The Journal of Modern History
- Discipline: History
- Language: English
- Edited by: John W. Boyer, Jan E. Goldstein, Fredrik Albritton Jonsson

Publication details
- History: 1929–present
- Publisher: University of Chicago Press in cooperation with the Modern European History Section of the American Historical Association (United States)
- Frequency: Quarterly
- Impact factor: 0.806 (2020)

Standard abbreviations
- ISO 4: J. Mod. Hist.

Indexing
- ISSN: 0022-2801
- LCCN: 31005078
- JSTOR: 00222801
- OCLC no.: 263589299

Links
- Journal homepage;

= The Journal of Modern History =

The Journal of Modern History is a quarterly peer-reviewed academic journal covering European intellectual, political, and cultural history, published by the University of Chicago Press. Established in 1929, the journal covers events from approximately 1500 to the present, with a geographical scope extending from the United Kingdom through the European continent, including Russia and the Balkans. The journal also publishes articles on topics connected with European empires and overseas expansion.

== Editors and editorial board ==
The Journal of Modern History is coedited by John W. Boyer, Jan E. Goldstein, and Fredrik Albritton Jonsson. Previous editors include Sheila Fitzpatrick, Hanna Gray, William Hardy McNeill, and Bernadotte Schmitt.

== Format and contents ==
The journal publishes articles and book reviews. On occasion, it has published special issues focusing on specific topics.

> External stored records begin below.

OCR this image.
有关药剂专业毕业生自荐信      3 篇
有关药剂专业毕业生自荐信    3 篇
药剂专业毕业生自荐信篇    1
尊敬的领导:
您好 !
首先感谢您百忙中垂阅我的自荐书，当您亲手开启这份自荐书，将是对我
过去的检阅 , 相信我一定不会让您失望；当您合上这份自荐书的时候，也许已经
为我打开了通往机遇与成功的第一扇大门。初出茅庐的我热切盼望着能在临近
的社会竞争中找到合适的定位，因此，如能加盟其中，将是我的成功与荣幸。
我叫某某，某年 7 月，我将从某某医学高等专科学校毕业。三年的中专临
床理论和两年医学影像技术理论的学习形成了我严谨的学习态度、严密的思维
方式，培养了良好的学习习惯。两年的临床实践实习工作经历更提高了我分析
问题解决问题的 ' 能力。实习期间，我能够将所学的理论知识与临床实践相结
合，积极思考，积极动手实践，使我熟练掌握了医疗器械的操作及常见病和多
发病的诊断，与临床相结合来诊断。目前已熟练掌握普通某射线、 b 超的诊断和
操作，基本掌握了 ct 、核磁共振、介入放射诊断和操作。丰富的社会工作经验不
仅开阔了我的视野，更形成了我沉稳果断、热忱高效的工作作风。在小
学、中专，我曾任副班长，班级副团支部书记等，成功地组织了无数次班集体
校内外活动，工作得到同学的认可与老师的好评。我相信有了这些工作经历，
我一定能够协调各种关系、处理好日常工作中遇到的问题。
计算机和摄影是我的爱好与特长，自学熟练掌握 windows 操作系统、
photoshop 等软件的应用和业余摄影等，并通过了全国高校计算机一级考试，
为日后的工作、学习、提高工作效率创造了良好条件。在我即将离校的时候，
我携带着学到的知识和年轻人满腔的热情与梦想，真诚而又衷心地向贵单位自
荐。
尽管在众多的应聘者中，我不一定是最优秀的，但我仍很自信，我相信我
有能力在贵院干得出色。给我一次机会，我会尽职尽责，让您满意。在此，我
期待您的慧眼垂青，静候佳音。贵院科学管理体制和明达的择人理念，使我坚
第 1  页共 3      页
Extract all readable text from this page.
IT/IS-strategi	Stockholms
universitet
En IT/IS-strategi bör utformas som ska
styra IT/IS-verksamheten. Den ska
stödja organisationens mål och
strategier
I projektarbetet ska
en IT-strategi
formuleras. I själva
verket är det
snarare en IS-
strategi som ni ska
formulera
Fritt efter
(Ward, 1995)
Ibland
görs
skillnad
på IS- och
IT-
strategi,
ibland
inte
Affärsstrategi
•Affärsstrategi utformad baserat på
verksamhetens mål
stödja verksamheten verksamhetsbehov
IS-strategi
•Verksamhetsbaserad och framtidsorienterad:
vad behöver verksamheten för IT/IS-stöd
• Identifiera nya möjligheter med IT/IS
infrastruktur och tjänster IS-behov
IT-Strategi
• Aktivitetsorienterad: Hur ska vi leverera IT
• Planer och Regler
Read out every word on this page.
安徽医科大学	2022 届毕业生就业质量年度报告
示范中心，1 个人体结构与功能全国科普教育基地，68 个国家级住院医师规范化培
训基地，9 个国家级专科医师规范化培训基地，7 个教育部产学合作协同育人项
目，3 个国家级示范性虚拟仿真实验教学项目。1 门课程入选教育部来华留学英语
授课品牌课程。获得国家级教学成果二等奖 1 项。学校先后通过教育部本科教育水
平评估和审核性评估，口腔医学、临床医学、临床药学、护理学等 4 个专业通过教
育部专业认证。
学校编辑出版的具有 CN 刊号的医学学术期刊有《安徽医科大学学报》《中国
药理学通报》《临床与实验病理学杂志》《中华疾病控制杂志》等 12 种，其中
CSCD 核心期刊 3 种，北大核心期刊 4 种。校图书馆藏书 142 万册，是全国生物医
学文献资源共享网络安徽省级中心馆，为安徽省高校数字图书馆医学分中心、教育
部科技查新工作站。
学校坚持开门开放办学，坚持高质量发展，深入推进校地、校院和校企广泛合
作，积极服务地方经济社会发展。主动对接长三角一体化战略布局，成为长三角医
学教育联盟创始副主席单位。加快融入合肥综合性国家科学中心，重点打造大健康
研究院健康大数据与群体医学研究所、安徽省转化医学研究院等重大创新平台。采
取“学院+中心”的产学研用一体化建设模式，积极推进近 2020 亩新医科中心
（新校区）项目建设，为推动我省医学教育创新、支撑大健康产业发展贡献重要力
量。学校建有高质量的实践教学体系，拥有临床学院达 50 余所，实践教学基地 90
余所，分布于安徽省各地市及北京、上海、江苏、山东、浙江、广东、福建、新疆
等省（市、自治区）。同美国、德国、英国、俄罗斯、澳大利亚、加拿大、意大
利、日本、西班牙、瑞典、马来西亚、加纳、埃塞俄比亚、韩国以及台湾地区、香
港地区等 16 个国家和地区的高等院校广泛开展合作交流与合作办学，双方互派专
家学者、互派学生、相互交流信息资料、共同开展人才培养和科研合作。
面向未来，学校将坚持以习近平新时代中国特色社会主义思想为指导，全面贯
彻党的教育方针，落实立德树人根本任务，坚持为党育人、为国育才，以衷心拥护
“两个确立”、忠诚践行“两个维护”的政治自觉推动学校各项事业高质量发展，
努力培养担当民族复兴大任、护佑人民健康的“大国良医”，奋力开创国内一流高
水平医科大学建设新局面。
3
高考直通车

== The Chester Penn Higby Prize ==
Chester Penn Higby (1886–1966) served on the history faculty at the University of Wisconsin–Madison from 1927 to 1956, and was one of the founders of the Journal of Modern History. He also served as the first president of the Modern European History Section of the American Historical Association. Upon his retirement, several of his former students established a trust fund to provide a cash prize for the best article published in the journal. The prize is awarded during even-numbered years, and past winners have included Jan E. Goldstein, William W. Hagen, Susan Pedersen, and Heinrich August Winkler.